Recours indemnitaire à la suite de l’annulation d’une décision de préemption
Dans le cadre de la jurisprudence commune de Fayet (CE, 15 mai 2006, req. n° 266495), le titulaire du droit de préemption peut être condamné à indemniser le préjudice, notamment lié au retard dans la vente, à la condition que la vente soit suffisamment probable.
En cas de condition suspensive liée à l’obtention d’un prêt par l’acquéreur, il convient pour le vendeur qui souhaite être indemnisé qu’il établisse que l’acquéreur l’avait obtenu.
Une Cour se montre sévère dans l’appréciation de cette condition : « En premier lieu, il résulte de l’instruction que M. C… F… et Mme A… ont signé une promesse de vente, le 30 janvier 2017, pour un pavillon d’habitation situé 18 bis rue Génin à Saint-Denis, élevé sur une surface d’environ 48 m2 au profit de M. G… et de Mme B…, pour un prix de 240 000 euros. Si ce bien a finalement été cédé au profit de ces mêmes personnes après renonciation par l’EPT Plaine Commune à son droit de préemption le 26 décembre 2017 au prix de 180 000 euros, il n’est pas établi que la vente initiale était probable au montant indiqué dans la promesse, dès lors que, quand bien même le taux d’effort des bénéficiaires n’était que d’un peu plus de 8 %, la promesse était consentie sous conditions suspensives, en particulier que les bénéficiaires obtiennent un prêt d’un montant maximal de 240 000 euros au taux nominal d’intérêt maximum de 1,6 % l’an hors assurance, alors que l’offre de prêt du 3 mars 2017 produite pour la première fois en appel par Mme A… démontre que les bénéficiaires ne disposaient que d’une offre de prêt au taux nominal de 1,75 % hors assurance. Dès lors, la demande présentée au titre du préjudice tiré de la diminution du prix de vente du bien et de l’impossibilité de disposer des sommes tirées de la vente ne peut qu’être rejetée.

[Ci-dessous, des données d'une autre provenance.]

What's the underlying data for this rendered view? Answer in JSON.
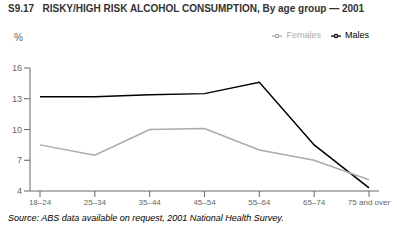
{
  "chart_data": {
    "type": "line",
    "title": "S9.17   RISKY/HIGH RISK ALCOHOL CONSUMPTION, By age group — 2001",
    "ylabel": "%",
    "annotations": [
      "Source: ABS data available on request, 2001 National Health Survey."
    ],
    "categories": [
      "18–24",
      "25–34",
      "35–44",
      "45–54",
      "55–64",
      "65–74",
      "75 and over"
    ],
    "series": [
      {
        "name": "Males",
        "color": "#000000",
        "values": [
          13.2,
          13.2,
          13.4,
          13.5,
          14.6,
          8.5,
          4.3
        ]
      },
      {
        "name": "Females",
        "color": "#aaaaaa",
        "values": [
          8.5,
          7.5,
          10.0,
          10.1,
          8.0,
          7.0,
          5.1
        ]
      }
    ],
    "ylim": [
      4,
      16
    ],
    "yticks": [
      4,
      7,
      10,
      13,
      16
    ],
    "grid": false,
    "legend": "top right"
  }
}
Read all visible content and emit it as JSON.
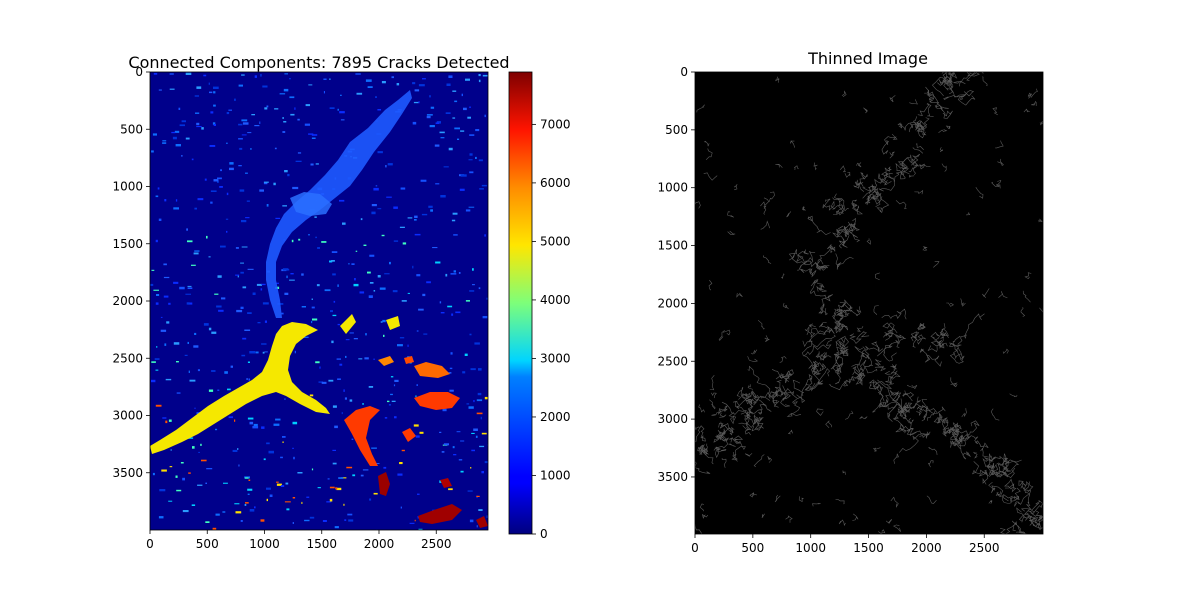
{
  "chart_data": [
    {
      "type": "heatmap",
      "title": "Connected Components: 7895 Cracks Detected",
      "colormap": "jet",
      "x_ticks": [
        0,
        500,
        1000,
        1500,
        2000,
        2500
      ],
      "y_ticks": [
        0,
        500,
        1000,
        1500,
        2000,
        2500,
        3000,
        3500
      ],
      "xlim": [
        0,
        3000
      ],
      "ylim": [
        4000,
        0
      ],
      "colorbar": {
        "range": [
          0,
          7895
        ],
        "ticks": [
          0,
          1000,
          2000,
          3000,
          4000,
          5000,
          6000,
          7000
        ]
      },
      "background_color": "#00008b",
      "regions": [
        {
          "name": "main-yellow-branch",
          "color": "#f5e800"
        },
        {
          "name": "upper-blue-channel",
          "color": "#1e5aff"
        },
        {
          "name": "red-lower-right",
          "color": "#ff3a00"
        },
        {
          "name": "darkred-bottom",
          "color": "#9b0000"
        }
      ]
    },
    {
      "type": "heatmap",
      "title": "Thinned Image",
      "colormap": "gray",
      "x_ticks": [
        0,
        500,
        1000,
        1500,
        2000,
        2500
      ],
      "y_ticks": [
        0,
        500,
        1000,
        1500,
        2000,
        2500,
        3000,
        3500
      ],
      "xlim": [
        0,
        3000
      ],
      "ylim": [
        4000,
        0
      ],
      "background_color": "#000000"
    }
  ]
}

» (CAA Versailles, 10 décembre 2021, EPT Plaine commune, req. n° 20VE01217).
La même exigence d’une vente suffisamment probable a également été opposée au transactionnaire qui, du fait d’une décision de préemption, ensuite annulée, n’a pu réaliser la vente et a donc perdu sa commission. Selon la Cour : « Il ressort de la promesse de vente consentie le 19 juillet 2007 par le groupement foncier agricole Domaine Saint-Joseph qu’elle n’engageait que ce dernier, la SARL La Source demeurant libre, jusqu’au 31 mars 2008, de demander ou non la réalisation de cette promesse, « suivant ce qui lui conviendra », sans aucune pénalité financière. La propriété en cause, dont la superficie et le prix de vente exacts n’étaient pas déterminés, faisait l’objet d’un bail à métayage sans terme prévu, la SARL La Source devant engager des discussions avec le fermier dans le but d’obtenir la libération des lieux. L’acquéreur devait en outre obtenir un prêt pour réaliser l’opération, dont aucune caractéristique n’était définie. Enfin, une servitude de passage et de réseaux divers devait, avant toute réitération de l’éventuelle vente par acte authentique, être établie au profit du groupement foncier agricole Domaine Saint-Joseph demeurant propriétaire de l’habitation construite sur la parcelle, de même que le droit de préemption du fermier devait être purgé. Dans ces circonstances, contrairement à ce que soutient la SARL Cuers Immobilier, il ne peut être tenu pour suffisamment probable qu’en l’absence de la décision de préemption du 25 septembre 2007, la vente projetée serait intervenue. Dès lors, le préjudice tenant à l’absence de perception de la commission prévue au mandat exclusif de recherche ne peut en tout état de cause être regardé comme en lien direct et certain avec cette décision. Il s’ensuit que, sans qu’il soit besoin de se prononcer sur l’exception de prescription, la SARL Cuers Immobilier n’est pas fondée à se plaindre que le tribunal administratif de Toulon a rejeté sa demande. » (CAA Marseille, 10 mai 2021, SARL Cuers Immobilier, req. n° 19MA03123).